The formula: (# unique link clicks / # unique opens) * 100 = click-to-open-rate
6. ROI (return on investment)
Calculating your ROI is really important for any form of marketing—it lets you know what you’re getting back for what you’re spending, and if what you’re doing is worthwhile. Email marketing famously has a high average ROI—studies have put it at 3,800 (PDF) to 4,400 percent. In other words, that’s between $38 and $44 for every one dollar you invest. So when you calculate your ROI, if you’re hitting much lower numbers, or even losing money, it’s time to look for the flaw in your approach. That could be anything from deliverability issues to mediocre offer. In theory, the other calculations you’ve done in this section can help point you to the area or areas that are negatively affecting your ROI.
The formula: (revenue from email campaign – money invested in campaign) / money invested in campaign * 100 = ROI
Online calculation tools
Each of these statistics can be calculated manually, but email marketing products like Jilt will do many of these calculations for you automatically.

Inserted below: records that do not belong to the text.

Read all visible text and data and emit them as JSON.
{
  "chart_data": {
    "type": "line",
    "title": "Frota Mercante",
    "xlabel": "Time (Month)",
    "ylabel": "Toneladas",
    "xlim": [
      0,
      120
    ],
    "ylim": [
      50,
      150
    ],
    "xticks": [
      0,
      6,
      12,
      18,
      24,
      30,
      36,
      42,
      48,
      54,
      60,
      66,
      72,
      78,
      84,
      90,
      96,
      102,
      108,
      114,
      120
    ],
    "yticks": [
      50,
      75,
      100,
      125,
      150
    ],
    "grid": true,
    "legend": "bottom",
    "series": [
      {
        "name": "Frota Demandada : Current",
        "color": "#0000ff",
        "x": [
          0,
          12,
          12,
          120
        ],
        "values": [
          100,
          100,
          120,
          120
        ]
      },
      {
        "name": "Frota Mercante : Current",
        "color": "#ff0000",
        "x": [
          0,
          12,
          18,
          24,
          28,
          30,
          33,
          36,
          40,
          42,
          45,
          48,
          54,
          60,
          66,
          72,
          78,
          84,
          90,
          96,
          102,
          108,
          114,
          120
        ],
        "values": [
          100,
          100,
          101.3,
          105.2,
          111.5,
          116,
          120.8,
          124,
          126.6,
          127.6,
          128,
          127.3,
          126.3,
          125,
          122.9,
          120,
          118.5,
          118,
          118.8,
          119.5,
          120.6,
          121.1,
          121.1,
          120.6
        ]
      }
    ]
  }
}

A handful of online tools also exist to quickly and accurately determine these numbers.
- Sleeknote Email Marketing ROI
- To compute your total email marketing ROI, this tool takes into account several other previously mentioned factors like open rate, CTR, and conversion rate. Enter your company’s numbers, and the tool will spit out an ROI measurement, as well as other useful numbers, including cost-per-conversion and cost-per-opened email.
- Crazy Eye Marketing Email List Worth
- Download this Google Sheets spreadsheet and plug in information about your business to automatically generate calculations on things like RPS, CTR, open rate, and CVR.
- Email Marketing ROI
- Another way to determine email ROI, this tool calculates the number on a yearly, monthly, or campaign basis. You can adjust the sliding scale for open rate, CTR, and conversion rate to examine how your stats might change based on other components of your email strategy.
Email subscriber value reveals how much individual users are worth to your company and how much you should reasonably spend to acquire new leads. Other metrics, like open rate and CTR, can provide a more holistic view of your email marketing campaigns’ success.
Use on these calculations to determine whether your campaigns are succeeding and identify areas that may need improvement.